Addressing the challenge of simultaneously satisfying thermodynamic stability and symmetry constraints in crystal ground-state structure prediction, this work introduces the first diffusion generative model formulated on Riemannian manifolds. Methodologically, lattice matrices and fractional coordinates are modeled as geometrically constrained manifolds, where geodesic stochastic processes ensure physically consistent diffusion; equivariant graph neural networks enforce point-group symmetry conditioning, and density functional theory (DFT) validation is integrated into a closed-loop optimization. Compared to state-of-the-art approaches, our model generates structures that better approximate true ground states—achieving energy errors ≤50 meV/atom—while strictly preserving periodicity and space-group compliance. It successfully discovers multiple thermodynamically stable, experimentally synthesizable novel materials, thereby significantly accelerating symmetry-driven inverse materials design.
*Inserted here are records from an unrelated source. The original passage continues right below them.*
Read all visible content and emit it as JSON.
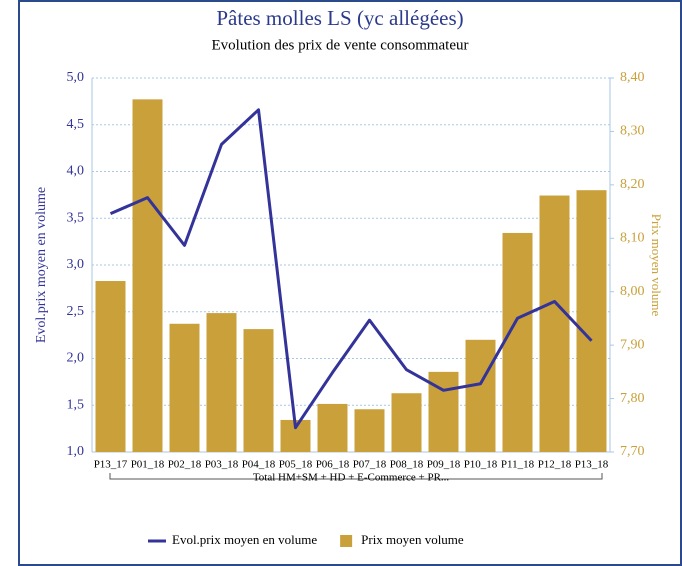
{
  "chart_data": {
    "type": "combo",
    "title": "Pâtes molles LS (yc allégées)",
    "subtitle": "Evolution des prix de vente consommateur",
    "y_label": "Evol.prix moyen en volume",
    "y2_label": "Prix moyen volume",
    "group_label": "Total HM+SM + HD + E-Commerce + PR...",
    "categories": [
      "P13_17",
      "P01_18",
      "P02_18",
      "P03_18",
      "P04_18",
      "P05_18",
      "P06_18",
      "P07_18",
      "P08_18",
      "P09_18",
      "P10_18",
      "P11_18",
      "P12_18",
      "P13_18"
    ],
    "series": [
      {
        "name": "Evol.prix moyen en volume",
        "type": "line",
        "color": "#333399",
        "values": [
          3.55,
          3.72,
          3.21,
          4.29,
          4.66,
          1.26,
          1.85,
          2.41,
          1.88,
          1.66,
          1.73,
          2.43,
          2.61,
          2.19
        ]
      },
      {
        "name": "Prix moyen volume",
        "type": "bar",
        "color": "#c9a03a",
        "axis": "y2",
        "values": [
          8.02,
          8.36,
          7.94,
          7.96,
          7.93,
          7.76,
          7.79,
          7.78,
          7.81,
          7.85,
          7.91,
          8.11,
          8.18,
          8.19
        ]
      }
    ],
    "ylim": [
      1.0,
      5.0
    ],
    "yticks": [
      {
        "value": 1.0,
        "label": "1,0"
      },
      {
        "value": 1.5,
        "label": "1,5"
      },
      {
        "value": 2.0,
        "label": "2,0"
      },
      {
        "value": 2.5,
        "label": "2,5"
      },
      {
        "value": 3.0,
        "label": "3,0"
      },
      {
        "value": 3.5,
        "label": "3,5"
      },
      {
        "value": 4.0,
        "label": "4,0"
      },
      {
        "value": 4.5,
        "label": "4,5"
      },
      {
        "value": 5.0,
        "label": "5,0"
      }
    ],
    "y2lim": [
      7.7,
      8.4
    ],
    "y2ticks": [
      {
        "value": 7.7,
        "label": "7,70"
      },
      {
        "value": 7.8,
        "label": "7,80"
      },
      {
        "value": 7.9,
        "label": "7,90"
      },
      {
        "value": 8.0,
        "label": "8,00"
      },
      {
        "value": 8.1,
        "label": "8,10"
      },
      {
        "value": 8.2,
        "label": "8,20"
      },
      {
        "value": 8.3,
        "label": "8,30"
      },
      {
        "value": 8.4,
        "label": "8,40"
      }
    ],
    "grid": true,
    "legend": "bottom"
  }
}
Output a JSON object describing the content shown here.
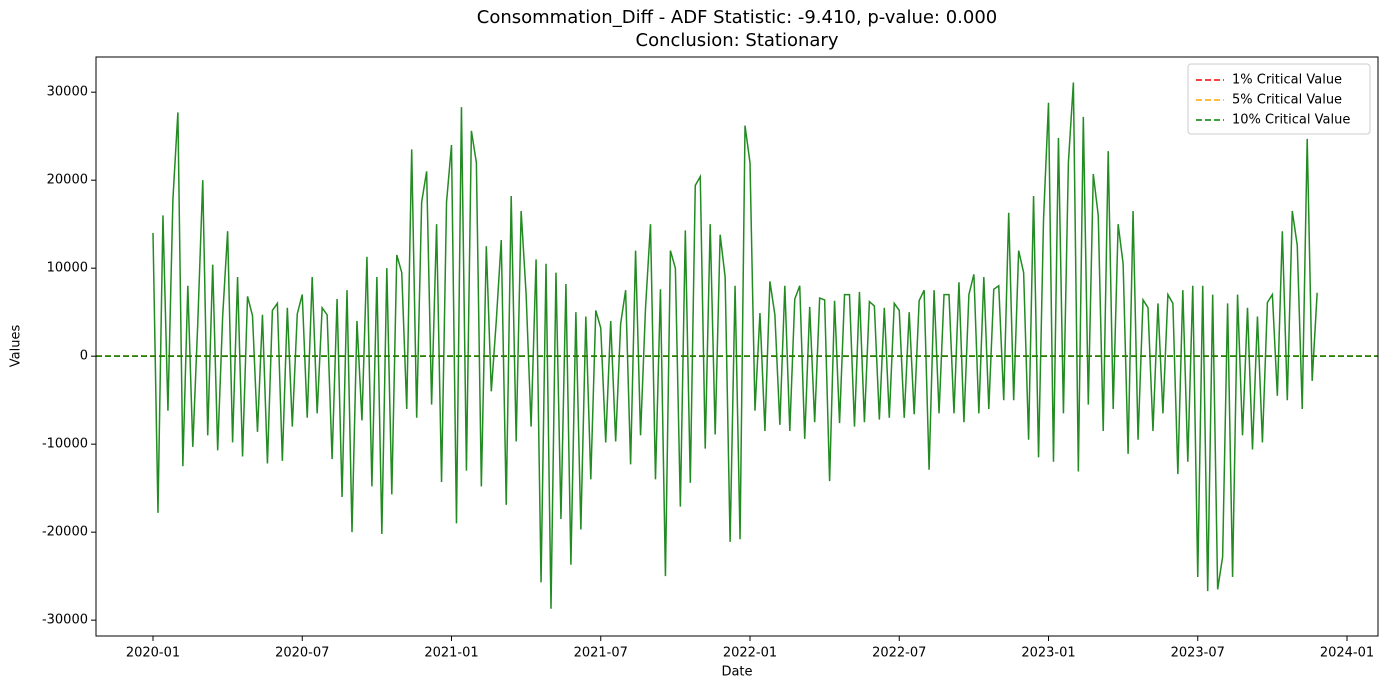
{
  "chart_data": {
    "type": "line",
    "title": "Consommation_Diff - ADF Statistic: -9.410, p-value: 0.000",
    "subtitle": "Conclusion: Stationary",
    "x_label": "Date",
    "y_label": "Values",
    "ylim": [
      -31800,
      34000
    ],
    "yticks": [
      -30000,
      -20000,
      -10000,
      0,
      10000,
      20000,
      30000
    ],
    "xticks": [
      "2020-01",
      "2020-07",
      "2021-01",
      "2021-07",
      "2022-01",
      "2022-07",
      "2023-01",
      "2023-07",
      "2024-01"
    ],
    "legend": "upper right",
    "x": [
      "2020-01",
      "2020-02",
      "2020-03",
      "2020-04",
      "2020-05",
      "2020-06",
      "2020-07",
      "2020-08",
      "2020-09",
      "2020-10",
      "2020-11",
      "2020-12",
      "2021-01",
      "2021-02",
      "2021-03",
      "2021-04",
      "2021-05",
      "2021-06",
      "2021-07",
      "2021-08",
      "2021-09",
      "2021-10",
      "2021-11",
      "2021-12",
      "2022-01",
      "2022-02",
      "2022-03",
      "2022-04",
      "2022-05",
      "2022-06",
      "2022-07",
      "2022-08",
      "2022-09",
      "2022-10",
      "2022-11",
      "2022-12",
      "2023-01",
      "2023-02",
      "2023-03",
      "2023-04",
      "2023-05",
      "2023-06",
      "2023-07",
      "2023-08",
      "2023-09",
      "2023-10",
      "2023-11"
    ],
    "series": [
      {
        "color": "#228b22",
        "values": [
          [
            14000,
            -17800,
            16000,
            -6200,
            17800
          ],
          [
            27700,
            -12500,
            8000,
            -10300,
            3800
          ],
          [
            20000,
            -9000,
            10400,
            -10700,
            4500
          ],
          [
            14200,
            -9800,
            9000,
            -11400,
            6800
          ],
          [
            4600,
            -8600,
            4700,
            -12200,
            5200
          ],
          [
            6000,
            -11900,
            5500,
            -8000,
            4800
          ],
          [
            7000,
            -7000,
            9000,
            -6500,
            5500
          ],
          [
            4700,
            -11700,
            6500,
            -16000,
            7500
          ],
          [
            -20000,
            4000,
            -7300,
            11300,
            -14800
          ],
          [
            9000,
            -20200,
            10000,
            -15700,
            11500
          ],
          [
            9500,
            -6000,
            23500,
            -7000,
            17500
          ],
          [
            21000,
            -5500,
            15000,
            -14300,
            17500
          ],
          [
            24000,
            -19000,
            28300,
            -13000,
            25600
          ],
          [
            22000,
            -14800,
            12500,
            -4000,
            4000
          ],
          [
            13200,
            -16900,
            18200,
            -9700,
            16500
          ],
          [
            7000,
            -8000,
            11000,
            -25700,
            10500
          ],
          [
            -28700,
            9500,
            -18500,
            8200,
            -23700
          ],
          [
            5000,
            -19700,
            4500,
            -14000,
            5200
          ],
          [
            3200,
            -9800,
            4000,
            -9700,
            3700
          ],
          [
            7500,
            -12300,
            12000,
            -9000,
            5500
          ],
          [
            15000,
            -14000,
            7600,
            -25000,
            12000
          ],
          [
            10000,
            -17100,
            14300,
            -14400,
            19400
          ],
          [
            20400,
            -10500,
            15000,
            -8900,
            13800
          ],
          [
            9000,
            -21100,
            8000,
            -20800,
            26200
          ],
          [
            22000,
            -6200,
            4900,
            -8500,
            8500
          ],
          [
            4700,
            -7800,
            8000,
            -8500,
            6500
          ],
          [
            8000,
            -9400,
            5600,
            -7500,
            6600
          ],
          [
            6400,
            -14200,
            6300,
            -7600,
            7000
          ],
          [
            7000,
            -8000,
            7300,
            -7500,
            6200
          ],
          [
            5700,
            -7200,
            5500,
            -7000,
            6000
          ],
          [
            5200,
            -7000,
            5000,
            -6600,
            6300
          ],
          [
            7500,
            -12900,
            7500,
            -6500,
            7000
          ],
          [
            7000,
            -6500,
            8400,
            -7500,
            7000
          ],
          [
            9300,
            -6500,
            9000,
            -6000,
            7600
          ],
          [
            8000,
            -5000,
            16300,
            -5000,
            12000
          ],
          [
            9500,
            -9500,
            18200,
            -11500,
            15500
          ],
          [
            28800,
            -12000,
            24800,
            -6500,
            22000
          ],
          [
            31100,
            -13100,
            27200,
            -5500,
            20700
          ],
          [
            16000,
            -8500,
            23300,
            -6000,
            15000
          ],
          [
            10500,
            -11100,
            16500,
            -9500,
            6400
          ],
          [
            5500,
            -8500,
            6000,
            -6500,
            7000
          ],
          [
            6000,
            -13400,
            7500,
            -12000,
            8000
          ],
          [
            -25100,
            8000,
            -26700,
            7000,
            -26500
          ],
          [
            -22800,
            6000,
            -25100,
            7000,
            -9000
          ],
          [
            5500,
            -10600,
            4500,
            -9800,
            6100
          ],
          [
            7000,
            -4500,
            14200,
            -5000,
            16500
          ],
          [
            12600,
            -6000,
            24700,
            -2800,
            7200
          ]
        ]
      }
    ],
    "reference_lines": [
      {
        "name": "1% Critical Value",
        "color": "red",
        "value": 0
      },
      {
        "name": "5% Critical Value",
        "color": "orange",
        "value": 0
      },
      {
        "name": "10% Critical Value",
        "color": "green",
        "value": 0
      }
    ]
  }
}
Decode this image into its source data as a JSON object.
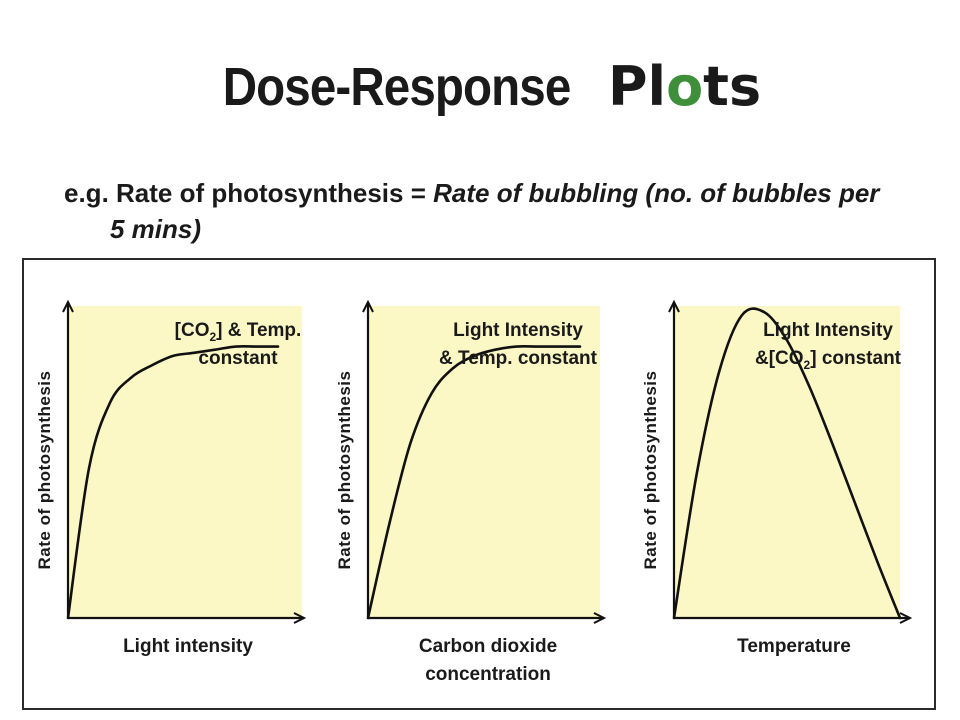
{
  "slide": {
    "title_main": "Dose-Response",
    "title_plots_letters": [
      "P",
      "l",
      "o",
      "t",
      "s"
    ],
    "title_plots_colors": [
      "#1a1a1a",
      "#1a1a1a",
      "#3e8e3a",
      "#1a1a1a",
      "#1a1a1a"
    ],
    "subtitle_prefix": "e.g. Rate of photosynthesis = ",
    "subtitle_em_line1": "Rate of bubbling (no. of bubbles per",
    "subtitle_em_line2": "5 mins)"
  },
  "colors": {
    "plot_background": "#fbf8c6",
    "curve": "#111111",
    "axis": "#111111",
    "label": "#1a1a1a"
  },
  "chart_data": [
    {
      "type": "line",
      "ylabel": "Rate of photosynthesis",
      "xlabel_lines": [
        "Light intensity"
      ],
      "annotation_lines": [
        {
          "before": "[CO",
          "sub": "2",
          "after": "] & Temp."
        },
        {
          "before": "constant",
          "sub": "",
          "after": ""
        }
      ],
      "xlim": [
        0,
        1
      ],
      "ylim": [
        0,
        1
      ],
      "x": [
        0,
        0.1,
        0.2,
        0.3,
        0.4,
        0.5,
        0.6,
        0.7,
        0.8,
        0.9,
        1.0
      ],
      "y": [
        0,
        0.48,
        0.69,
        0.77,
        0.81,
        0.84,
        0.85,
        0.86,
        0.87,
        0.87,
        0.87
      ]
    },
    {
      "type": "line",
      "ylabel": "Rate of photosynthesis",
      "xlabel_lines": [
        "Carbon dioxide",
        "concentration"
      ],
      "annotation_lines": [
        {
          "before": "Light Intensity",
          "sub": "",
          "after": ""
        },
        {
          "before": "& Temp. constant",
          "sub": "",
          "after": ""
        }
      ],
      "xlim": [
        0,
        1
      ],
      "ylim": [
        0,
        1
      ],
      "x": [
        0,
        0.1,
        0.2,
        0.3,
        0.4,
        0.5,
        0.6,
        0.7,
        0.8,
        0.9,
        1.0
      ],
      "y": [
        0,
        0.3,
        0.56,
        0.72,
        0.8,
        0.84,
        0.86,
        0.87,
        0.87,
        0.87,
        0.87
      ]
    },
    {
      "type": "line",
      "ylabel": "Rate of photosynthesis",
      "xlabel_lines": [
        "Temperature"
      ],
      "annotation_lines": [
        {
          "before": "Light Intensity",
          "sub": "",
          "after": ""
        },
        {
          "before": "&[CO",
          "sub": "2",
          "after": "] constant"
        }
      ],
      "xlim": [
        0,
        1
      ],
      "ylim": [
        0,
        1
      ],
      "x": [
        0,
        0.1,
        0.2,
        0.3,
        0.4,
        0.5,
        0.6,
        0.7,
        0.8,
        0.9,
        1.0
      ],
      "y": [
        0,
        0.46,
        0.79,
        0.97,
        0.98,
        0.89,
        0.74,
        0.56,
        0.37,
        0.18,
        0
      ]
    }
  ]
}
Determining whether a candidate crystalline material is thermodynamically stable depends on identifying its true ground-state structure, a central challenge in computational materials science. We introduce CrystalGRW, a diffusion-based generative model on Riemannian manifolds that proposes novel crystal configurations and can predict stable phases validated by density functional theory. The crystal properties, such as fractional coordinates, atomic types, and lattice matrices, are represented on suitable Riemannian manifolds, ensuring that new predictions generated through the diffusion process preserve the periodicity of crystal structures. We incorporate an equivariant graph neural network to also account for rotational and translational symmetries during the generation process. CrystalGRW demonstrates the ability to generate realistic crystal structures that are close to their ground states with accuracy comparable to existing models, while also enabling conditional control, such as specifying a desired crystallographic point group. These features help accelerate materials discovery and inverse design by offering stable, symmetry-consistent crystal candidates for experimental validation.